This is a companion notebook for the book [Deep Learning with Python, Second Edition](https://www.manning.com/books/deep-learning-with-python-second-edition?a_aid=keras&a_bid=76564dff). For readability, it only contains runnable code blocks and section titles, and omits everything else in the book: text paragraphs, figures, and pseudocode.

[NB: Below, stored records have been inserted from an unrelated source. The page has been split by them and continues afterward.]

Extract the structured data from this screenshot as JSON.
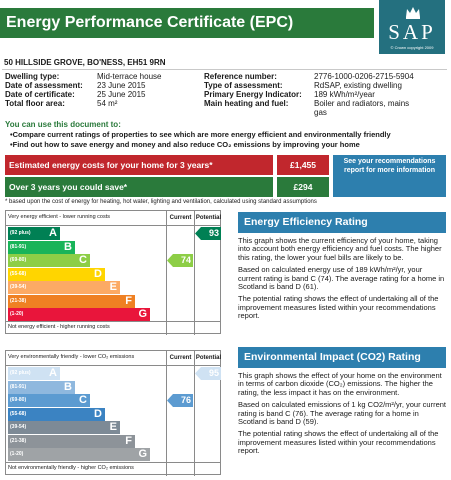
{
  "header": {
    "title": "Energy Performance Certificate (EPC)",
    "logo_text": "SAP",
    "logo_caption": "© Crown copyright 2009"
  },
  "address": "50 HILLSIDE GROVE, BO'NESS, EH51 9RN",
  "details_left": [
    {
      "key": "Dwelling type:",
      "value": "Mid-terrace house"
    },
    {
      "key": "Date of assessment:",
      "value": "23 June 2015"
    },
    {
      "key": "Date of certificate:",
      "value": "25 June 2015"
    },
    {
      "key": "Total floor area:",
      "value": "54 m²"
    }
  ],
  "details_right": [
    {
      "key": "Reference number:",
      "value": "2776-1000-0206-2715-5904"
    },
    {
      "key": "Type of assessment:",
      "value": "RdSAP, existing dwelling"
    },
    {
      "key": "Primary Energy Indicator:",
      "value": "189 kWh/m²/year"
    },
    {
      "key": "Main heating and fuel:",
      "value": "Boiler and radiators, mains"
    },
    {
      "key": "",
      "value": "gas"
    }
  ],
  "use_doc": {
    "title": "You can use this document to:",
    "bullets": [
      "Compare current ratings of properties to see which are more energy efficient and environmentally friendly",
      "Find out how to save energy and money and also reduce CO₂ emissions by improving your home"
    ]
  },
  "costs": {
    "estimated_label": "Estimated energy costs for your home for 3 years*",
    "estimated_value": "£1,455",
    "save_label": "Over 3 years you could save*",
    "save_value": "£294",
    "more_info": "See your recommendations report for more information",
    "footnote": "* based upon the cost of energy for heating, hot water, lighting and ventilation, calculated using standard assumptions",
    "colors": {
      "estimated": "#c1272d",
      "save": "#2a7a3b",
      "more": "#2d7fae"
    }
  },
  "efficiency_graph": {
    "top_label": "Very energy efficient - lower running costs",
    "bottom_label": "Not energy efficient - higher running costs",
    "col_current": "Current",
    "col_potential": "Potential",
    "current": "74",
    "potential": "93",
    "current_band": "C",
    "potential_band": "A",
    "bands": [
      {
        "range": "(92 plus)",
        "letter": "A",
        "color": "#008054"
      },
      {
        "range": "(81-91)",
        "letter": "B",
        "color": "#19b459"
      },
      {
        "range": "(69-80)",
        "letter": "C",
        "color": "#8dce46"
      },
      {
        "range": "(55-68)",
        "letter": "D",
        "color": "#ffd500"
      },
      {
        "range": "(39-54)",
        "letter": "E",
        "color": "#fcaa65"
      },
      {
        "range": "(21-38)",
        "letter": "F",
        "color": "#ef8023"
      },
      {
        "range": "(1-20)",
        "letter": "G",
        "color": "#e9153b"
      }
    ]
  },
  "impact_graph": {
    "top_label": "Very environmentally friendly - lower CO₂ emissions",
    "bottom_label": "Not environmentally friendly - higher CO₂ emissions",
    "col_current": "Current",
    "col_potential": "Potential",
    "current": "76",
    "potential": "95",
    "current_band": "C",
    "potential_band": "A",
    "bands": [
      {
        "range": "(92 plus)",
        "letter": "A",
        "color": "#cfe2f3"
      },
      {
        "range": "(81-91)",
        "letter": "B",
        "color": "#8fb8de"
      },
      {
        "range": "(69-80)",
        "letter": "C",
        "color": "#5c9bd1"
      },
      {
        "range": "(55-68)",
        "letter": "D",
        "color": "#3b83c2"
      },
      {
        "range": "(39-54)",
        "letter": "E",
        "color": "#7d8a96"
      },
      {
        "range": "(21-38)",
        "letter": "F",
        "color": "#8d9399"
      },
      {
        "range": "(1-20)",
        "letter": "G",
        "color": "#9fa3a6"
      }
    ]
  },
  "efficiency_panel": {
    "title": "Energy Efficiency Rating",
    "p1": "This graph shows the current efficiency of your home, taking into account both energy efficiency and fuel costs. The higher this rating, the lower your fuel bills are likely to be.",
    "p2": "Based on calculated energy use of 189 kWh/m²/yr, your current rating is band C (74). The average rating for a home in Scotland is band D (61).",
    "p3": "The potential rating shows the effect of undertaking all of the improvement measures listed within your recommendations report."
  },
  "impact_panel": {
    "title": "Environmental Impact (CO2) Rating",
    "p1": "This graph shows the effect of your home on the environment in terms of carbon dioxide (CO₂) emissions. The higher the rating, the less impact it has on the environment.",
    "p2": "Based on calculated emissions of 1 kg CO2/m²/yr, your current rating is band C (76). The average rating for a home in Scotland is band D (59).",
    "p3": "The potential rating shows the effect of undertaking all of the improvement measures listed within your recommendations report."
  }
}
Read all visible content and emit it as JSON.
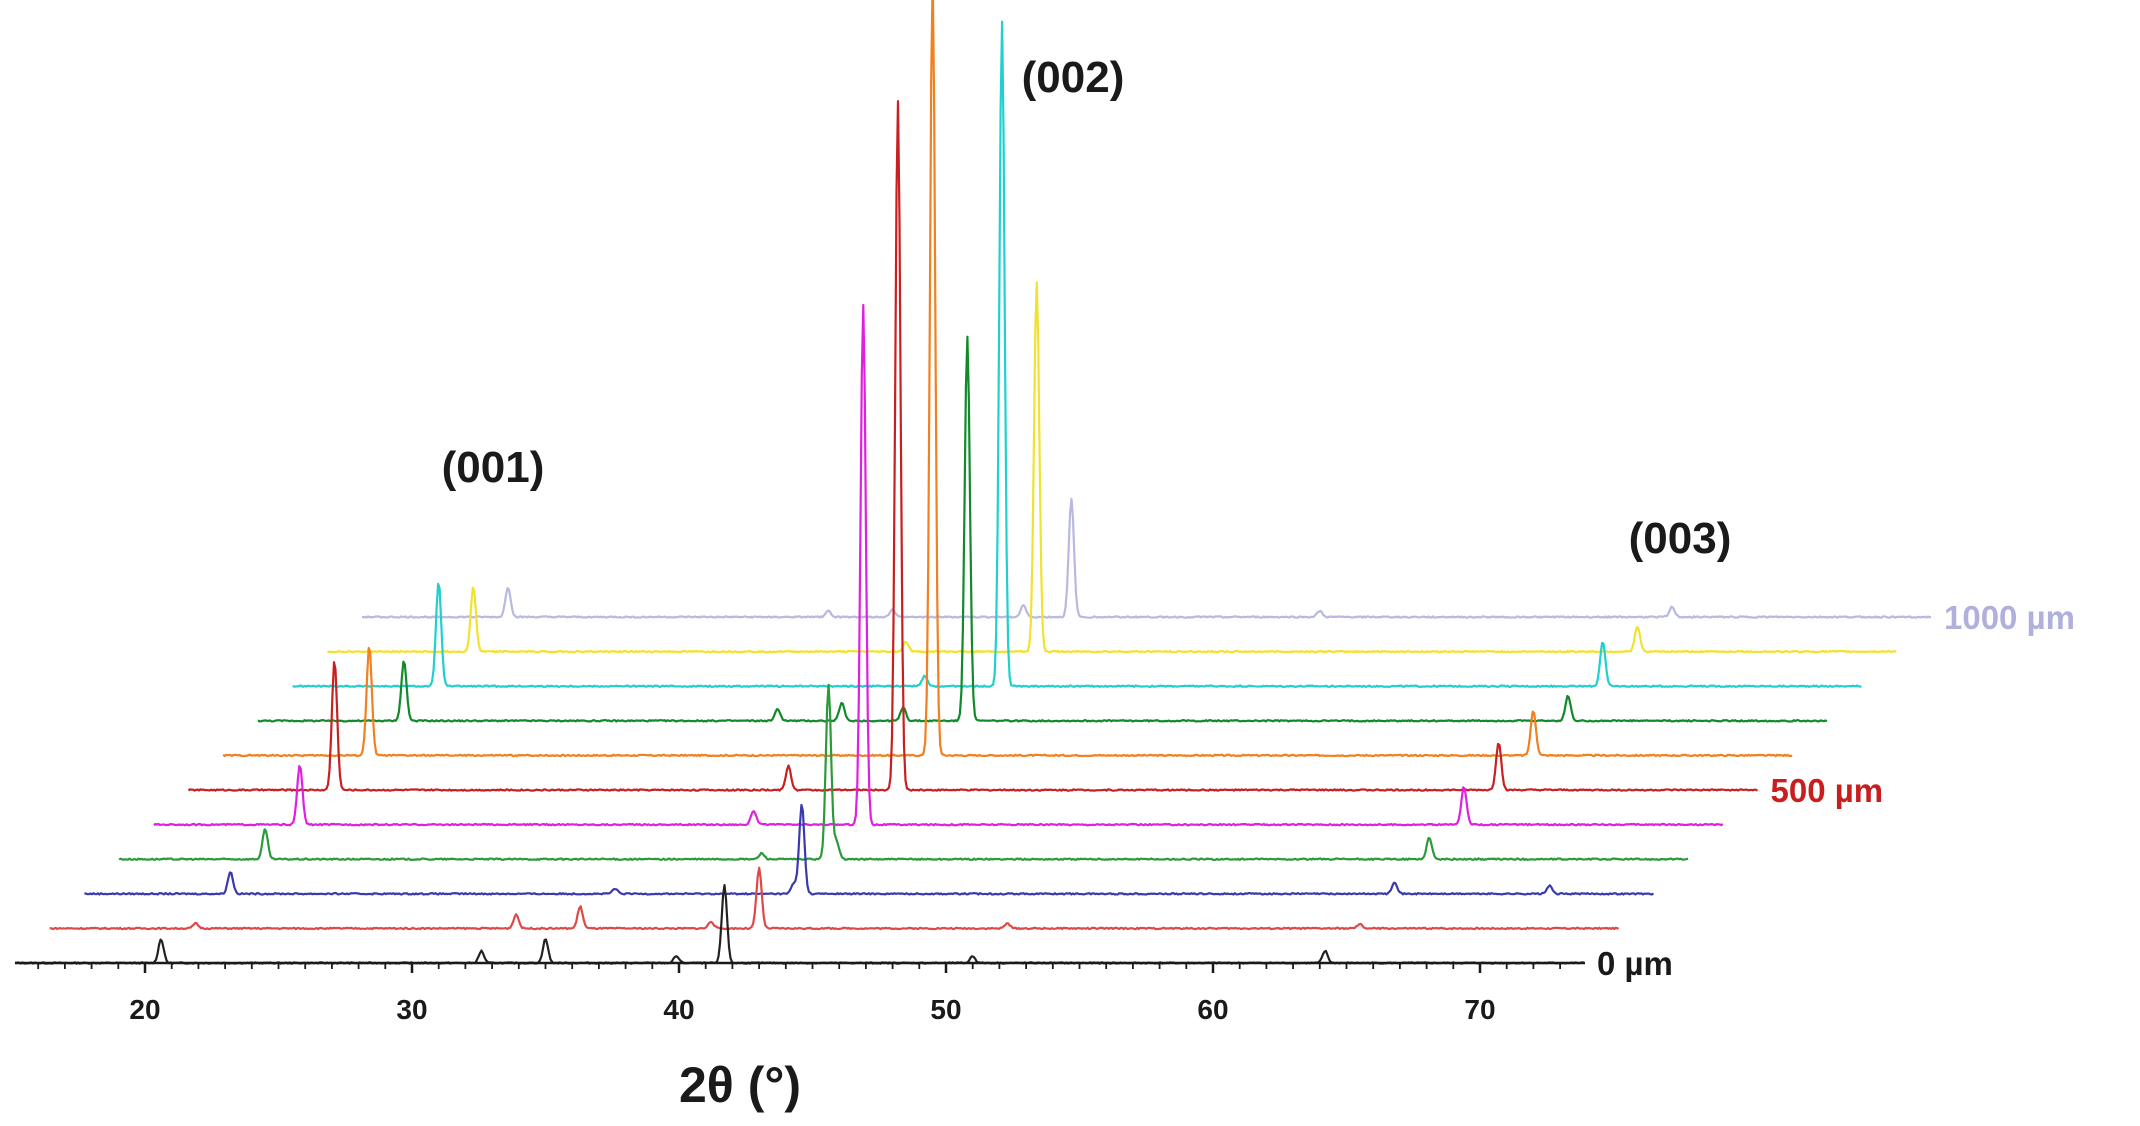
{
  "chart_data": {
    "type": "line",
    "title": "",
    "xlabel": "2θ (°)",
    "ylabel": "",
    "xlim": [
      15,
      75
    ],
    "x_ticks": [
      20,
      30,
      40,
      50,
      60,
      70
    ],
    "grid": false,
    "legend": "none",
    "annotations": [
      {
        "text": "(001)",
        "x": 33.5
      },
      {
        "text": "(002)",
        "x": 54.5
      },
      {
        "text": "(003)",
        "x": 74.0
      }
    ],
    "series": [
      {
        "color": "#222222",
        "end_label": "0 µm",
        "end_label_color": "#1a1a1a",
        "peaks": [
          [
            20.6,
            24
          ],
          [
            32.6,
            12
          ],
          [
            35.0,
            24
          ],
          [
            39.9,
            7
          ],
          [
            41.7,
            78
          ],
          [
            51.0,
            7
          ],
          [
            64.2,
            12
          ]
        ]
      },
      {
        "color": "#e04848",
        "peaks": [
          [
            20.6,
            5
          ],
          [
            32.6,
            14
          ],
          [
            35.0,
            22
          ],
          [
            39.9,
            7
          ],
          [
            41.7,
            60
          ],
          [
            51.0,
            5
          ],
          [
            64.2,
            4
          ]
        ]
      },
      {
        "color": "#3a3ab0",
        "peaks": [
          [
            20.6,
            22
          ],
          [
            35.0,
            5
          ],
          [
            41.7,
            10
          ],
          [
            42.0,
            90
          ],
          [
            64.2,
            12
          ],
          [
            70.0,
            8
          ]
        ]
      },
      {
        "color": "#2a9a3a",
        "peaks": [
          [
            20.6,
            30
          ],
          [
            39.2,
            6
          ],
          [
            41.7,
            175
          ],
          [
            42.0,
            18
          ],
          [
            64.2,
            22
          ]
        ]
      },
      {
        "color": "#e020e0",
        "peaks": [
          [
            20.6,
            60
          ],
          [
            37.6,
            14
          ],
          [
            41.7,
            520
          ],
          [
            64.2,
            38
          ]
        ]
      },
      {
        "color": "#c82020",
        "end_label": "500 µm",
        "end_label_color": "#c81e1e",
        "peaks": [
          [
            20.6,
            130
          ],
          [
            37.6,
            24
          ],
          [
            41.7,
            690
          ],
          [
            64.2,
            48
          ]
        ]
      },
      {
        "color": "#f08020",
        "peaks": [
          [
            20.6,
            110
          ],
          [
            41.7,
            780
          ],
          [
            64.2,
            45
          ]
        ]
      },
      {
        "color": "#108a2a",
        "peaks": [
          [
            20.6,
            60
          ],
          [
            34.6,
            12
          ],
          [
            37.0,
            18
          ],
          [
            39.3,
            14
          ],
          [
            41.7,
            385
          ],
          [
            64.2,
            25
          ]
        ]
      },
      {
        "color": "#20d0d0",
        "peaks": [
          [
            20.6,
            105
          ],
          [
            38.8,
            10
          ],
          [
            41.7,
            665
          ],
          [
            64.2,
            45
          ]
        ]
      },
      {
        "color": "#f2e230",
        "peaks": [
          [
            20.6,
            65
          ],
          [
            36.8,
            10
          ],
          [
            41.7,
            370
          ],
          [
            64.2,
            25
          ]
        ]
      },
      {
        "color": "#b8b8e0",
        "end_label": "1000 µm",
        "end_label_color": "#b0b0dc",
        "peaks": [
          [
            20.6,
            30
          ],
          [
            32.6,
            6
          ],
          [
            35.0,
            8
          ],
          [
            39.9,
            12
          ],
          [
            41.7,
            118
          ],
          [
            51.0,
            6
          ],
          [
            64.2,
            10
          ]
        ]
      }
    ]
  }
}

**If you want to be able to follow what's going on, I recommend reading the notebook side by side with your copy of the book.**

This notebook was generated for TensorFlow 2.6.

# Deep learning for text

## Natural-language processing: The bird's eye view

## Preparing text data

### Text standardization

### Text splitting (tokenization)

### Vocabulary indexing

### Using the TextVectorization layer

In [2]:
import string

class Vectorizer:
    def standardize(self, text):
        '''
        標準化= 小寫化，去標點。
        '''
        text= text.lower()
        return "".join(char 
                       for char in text 
                       if char not in 
                       string.punctuation #.replace('+','')
                      )

    def tokenize(self, text):
        '''
        塊狀化
        '''
        text = self.standardize(text)
        return text.split()

    def make_vocabulary(self, dataset):
        '''
        建詞表，以供編碼、解碼
        '''
        
        self.vocabulary = {"": 0, "[UNK]": 1}
        
        for text in dataset:
            text = self.standardize(text)
            tokens = self.tokenize(text)
            for token in tokens:
                if token not in self.vocabulary:
                    self.vocabulary[token] = len(self.vocabulary)
        self.inverse_vocabulary = dict(
            (v, k) for k, v in self.vocabulary.items())

    def encode(self, text):
        text = self.standardize(text)
        tokens = self.tokenize(text)
        return [self.vocabulary.get(token, 1) for token in tokens]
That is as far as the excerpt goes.